Daha sonra ekip, halihazırda koroner kalp hastalığı teşhisi konulan 5169 katılımcıyı inceledi. Ortalama yaşları 67 idi ve bunların üçte ikisi erkekti. Haftada 150 dakika orta ila yoğun egzersiz yapan kadınların, önümüzdeki sekiz yıl içinde herhangi bir nedenle ölme olasılığı, daha az egzersiz yapan kadınlara göre yüzde 70 daha azdı. Buna karşılık, her hafta 150 dakika orta ila şiddetli egzersiz yapan erkeklerin ölme olasılığı, daha az aktif olanlara göre yalnızca yüzde 20 daha azdı.
Avustralya’daki Monash Üniversitesi’nden Nir Eynon, “Bu erkekler için kötü bir haber değil, sadece bilmemiz gereken bir şey” diyor. “Bildiğimizde, daha iyisini yapabiliriz; daha fazla egzersiz yapabiliriz. Bu, her zaman meşgul olan kadınlar için güven verici olsa da, kadınların da egzersiz yapmaları gerektiği gerçeğini kaçırmamaları gerektiğini düşünüyorum.”
Chen ve meslektaşları yorum yapmak için müsait değiller, ancak makalelerinde, yüksek östrojen seviyelerinin egzersiz sırasında yağ yakımını artırabileceği için bu tutarsızlığın hormonlarla açıklanabileceğini öne sürüyorlar. Eynon, bunun aynı zamanda kadınların erkeklerle aynı fiziksel görevleri başarmak için daha fazla solunum, metabolik ve kas gücü kullanması anlamına gelebilecek biyolojik farklılıklarla da ilgili olabileceğini söylüyor.
New York City’deki Columbia Üniversitesi’nden Ersilia DeFilippis, çalışmanın “sağlam” olduğunu ve cinsiyete özgü yönergelere olan ihtiyacın altını çizdiğini söylüyor. Ancak bir dezavantajı, öncelikle varlıklı, iyi eğitimli ve yaklaşık yüzde 93’ü beyaz olan bir nüfusa odaklanmış olmasıdır. DeFilippis, siyahi kadınların beyaz kadınlara göre daha kötü kardiyovasküler sonuçlara sahip olma eğiliminde olduğunu ve sosyal faktörlerin sağlıkta ve tedavi planlarına bağlılıkta önemli bir rol oynadığını söylüyor.

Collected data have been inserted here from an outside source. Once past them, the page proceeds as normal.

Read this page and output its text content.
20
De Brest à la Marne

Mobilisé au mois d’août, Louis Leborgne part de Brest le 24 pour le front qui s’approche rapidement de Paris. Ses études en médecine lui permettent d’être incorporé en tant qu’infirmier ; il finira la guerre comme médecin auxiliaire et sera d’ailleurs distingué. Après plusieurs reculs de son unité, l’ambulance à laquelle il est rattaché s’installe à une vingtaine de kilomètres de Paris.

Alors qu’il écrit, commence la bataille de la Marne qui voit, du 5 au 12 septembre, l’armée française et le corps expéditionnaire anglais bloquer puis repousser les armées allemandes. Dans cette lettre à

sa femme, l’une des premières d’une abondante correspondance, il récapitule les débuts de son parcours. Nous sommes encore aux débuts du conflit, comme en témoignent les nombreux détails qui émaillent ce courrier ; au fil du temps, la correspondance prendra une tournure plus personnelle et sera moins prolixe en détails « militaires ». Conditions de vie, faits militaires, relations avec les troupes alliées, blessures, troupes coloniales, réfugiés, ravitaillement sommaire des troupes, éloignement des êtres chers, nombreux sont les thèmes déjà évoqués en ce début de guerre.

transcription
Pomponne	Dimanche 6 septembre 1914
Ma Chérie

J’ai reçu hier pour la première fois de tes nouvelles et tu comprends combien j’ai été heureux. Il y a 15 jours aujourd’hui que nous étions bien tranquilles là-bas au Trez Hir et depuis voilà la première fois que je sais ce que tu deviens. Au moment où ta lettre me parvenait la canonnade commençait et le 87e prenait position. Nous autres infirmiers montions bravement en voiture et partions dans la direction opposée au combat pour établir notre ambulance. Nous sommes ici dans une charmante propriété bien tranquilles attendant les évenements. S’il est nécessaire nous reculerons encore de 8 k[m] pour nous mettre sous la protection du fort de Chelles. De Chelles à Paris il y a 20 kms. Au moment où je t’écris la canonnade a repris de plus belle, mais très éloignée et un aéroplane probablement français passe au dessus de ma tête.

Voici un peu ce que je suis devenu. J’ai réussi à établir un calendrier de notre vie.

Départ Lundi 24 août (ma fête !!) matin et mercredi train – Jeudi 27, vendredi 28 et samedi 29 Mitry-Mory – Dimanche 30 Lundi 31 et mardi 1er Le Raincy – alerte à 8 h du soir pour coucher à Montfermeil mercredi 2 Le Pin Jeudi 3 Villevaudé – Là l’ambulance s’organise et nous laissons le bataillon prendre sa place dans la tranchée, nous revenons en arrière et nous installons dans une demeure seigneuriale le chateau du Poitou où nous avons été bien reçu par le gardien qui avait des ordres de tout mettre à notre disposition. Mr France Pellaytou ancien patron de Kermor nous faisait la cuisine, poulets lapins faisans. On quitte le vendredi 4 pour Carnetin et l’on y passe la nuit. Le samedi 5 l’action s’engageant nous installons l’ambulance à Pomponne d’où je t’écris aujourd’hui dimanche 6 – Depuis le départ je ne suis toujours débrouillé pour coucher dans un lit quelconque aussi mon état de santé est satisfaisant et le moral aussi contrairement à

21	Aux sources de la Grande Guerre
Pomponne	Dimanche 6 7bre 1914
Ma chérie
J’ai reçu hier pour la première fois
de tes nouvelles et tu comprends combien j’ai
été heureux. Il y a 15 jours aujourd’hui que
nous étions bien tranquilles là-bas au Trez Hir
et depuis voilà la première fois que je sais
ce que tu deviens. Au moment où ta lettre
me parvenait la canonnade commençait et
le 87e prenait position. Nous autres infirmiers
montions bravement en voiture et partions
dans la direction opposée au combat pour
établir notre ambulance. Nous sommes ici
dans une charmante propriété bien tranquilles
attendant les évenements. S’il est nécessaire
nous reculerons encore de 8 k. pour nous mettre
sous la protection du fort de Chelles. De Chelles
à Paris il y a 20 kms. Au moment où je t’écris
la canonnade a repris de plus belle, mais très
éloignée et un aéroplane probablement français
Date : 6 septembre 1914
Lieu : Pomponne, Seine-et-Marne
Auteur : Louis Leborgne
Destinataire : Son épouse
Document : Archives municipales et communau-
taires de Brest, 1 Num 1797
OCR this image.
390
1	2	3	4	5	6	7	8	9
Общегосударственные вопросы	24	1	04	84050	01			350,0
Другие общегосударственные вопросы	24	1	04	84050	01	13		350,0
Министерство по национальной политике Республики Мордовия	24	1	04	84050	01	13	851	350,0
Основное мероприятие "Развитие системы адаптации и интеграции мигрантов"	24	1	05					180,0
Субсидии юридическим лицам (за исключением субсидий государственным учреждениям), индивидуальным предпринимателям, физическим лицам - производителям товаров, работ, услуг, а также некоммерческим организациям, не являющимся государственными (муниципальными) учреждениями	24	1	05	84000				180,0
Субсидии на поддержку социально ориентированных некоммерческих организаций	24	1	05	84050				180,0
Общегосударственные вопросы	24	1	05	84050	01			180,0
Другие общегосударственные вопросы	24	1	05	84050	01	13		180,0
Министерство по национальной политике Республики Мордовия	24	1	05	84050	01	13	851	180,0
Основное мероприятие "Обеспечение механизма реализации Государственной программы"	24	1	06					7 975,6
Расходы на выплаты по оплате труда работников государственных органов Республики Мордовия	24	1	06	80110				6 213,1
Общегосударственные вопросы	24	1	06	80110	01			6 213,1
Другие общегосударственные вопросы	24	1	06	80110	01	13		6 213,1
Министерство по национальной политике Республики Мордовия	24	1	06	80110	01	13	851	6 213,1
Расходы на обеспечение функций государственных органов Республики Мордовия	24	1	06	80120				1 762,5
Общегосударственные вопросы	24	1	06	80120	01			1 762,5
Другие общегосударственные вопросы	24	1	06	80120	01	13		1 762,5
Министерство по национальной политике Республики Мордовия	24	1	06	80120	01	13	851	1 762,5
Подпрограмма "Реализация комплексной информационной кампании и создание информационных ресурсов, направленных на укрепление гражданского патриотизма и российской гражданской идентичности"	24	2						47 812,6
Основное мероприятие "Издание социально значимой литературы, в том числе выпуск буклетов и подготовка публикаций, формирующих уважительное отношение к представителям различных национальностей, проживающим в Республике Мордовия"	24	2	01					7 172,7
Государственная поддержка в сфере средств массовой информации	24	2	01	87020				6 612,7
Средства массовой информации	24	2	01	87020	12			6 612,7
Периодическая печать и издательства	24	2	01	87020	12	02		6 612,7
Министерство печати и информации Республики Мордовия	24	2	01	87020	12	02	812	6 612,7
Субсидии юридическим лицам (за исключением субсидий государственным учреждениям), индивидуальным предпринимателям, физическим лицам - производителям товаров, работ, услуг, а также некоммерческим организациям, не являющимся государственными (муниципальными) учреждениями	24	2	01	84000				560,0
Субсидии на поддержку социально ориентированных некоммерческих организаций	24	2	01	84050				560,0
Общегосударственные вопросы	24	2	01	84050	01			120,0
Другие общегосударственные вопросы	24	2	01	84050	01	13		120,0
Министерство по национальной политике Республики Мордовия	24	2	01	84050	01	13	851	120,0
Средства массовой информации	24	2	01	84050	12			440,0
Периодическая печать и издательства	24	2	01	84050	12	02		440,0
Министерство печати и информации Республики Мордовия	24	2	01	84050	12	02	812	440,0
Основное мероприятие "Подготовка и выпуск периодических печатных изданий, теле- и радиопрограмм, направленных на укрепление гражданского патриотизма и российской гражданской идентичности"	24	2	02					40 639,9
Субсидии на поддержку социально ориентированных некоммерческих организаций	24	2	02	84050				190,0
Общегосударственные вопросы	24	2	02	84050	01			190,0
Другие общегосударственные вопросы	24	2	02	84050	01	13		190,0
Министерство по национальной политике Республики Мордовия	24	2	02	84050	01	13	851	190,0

“Bu bulguların ırksal açıdan daha çeşitli ve sosyoekonomik açıdan dezavantajlı bir nüfusa nasıl uygulanacağını anlamak, kalp-damar hastalığı yükünün daha yüksek olması nedeniyle gelecekte zorunlu olacaktır” diyor.
Öyle olsa bile, bu yaşlı popülasyondaki bulgular, yaşamın ilerleyen dönemlerinde egzersiz yapmanın bile önemli faydalar sağlayabileceğini öne sürüyor; ancak aktivitenin insanların yaşına ve fiziksel kapasitelerine göre uyarlanması gerektiğini de ekliyor. “Harekete geçmek ve daha aktif olmak için hiçbir zaman geç değildir.”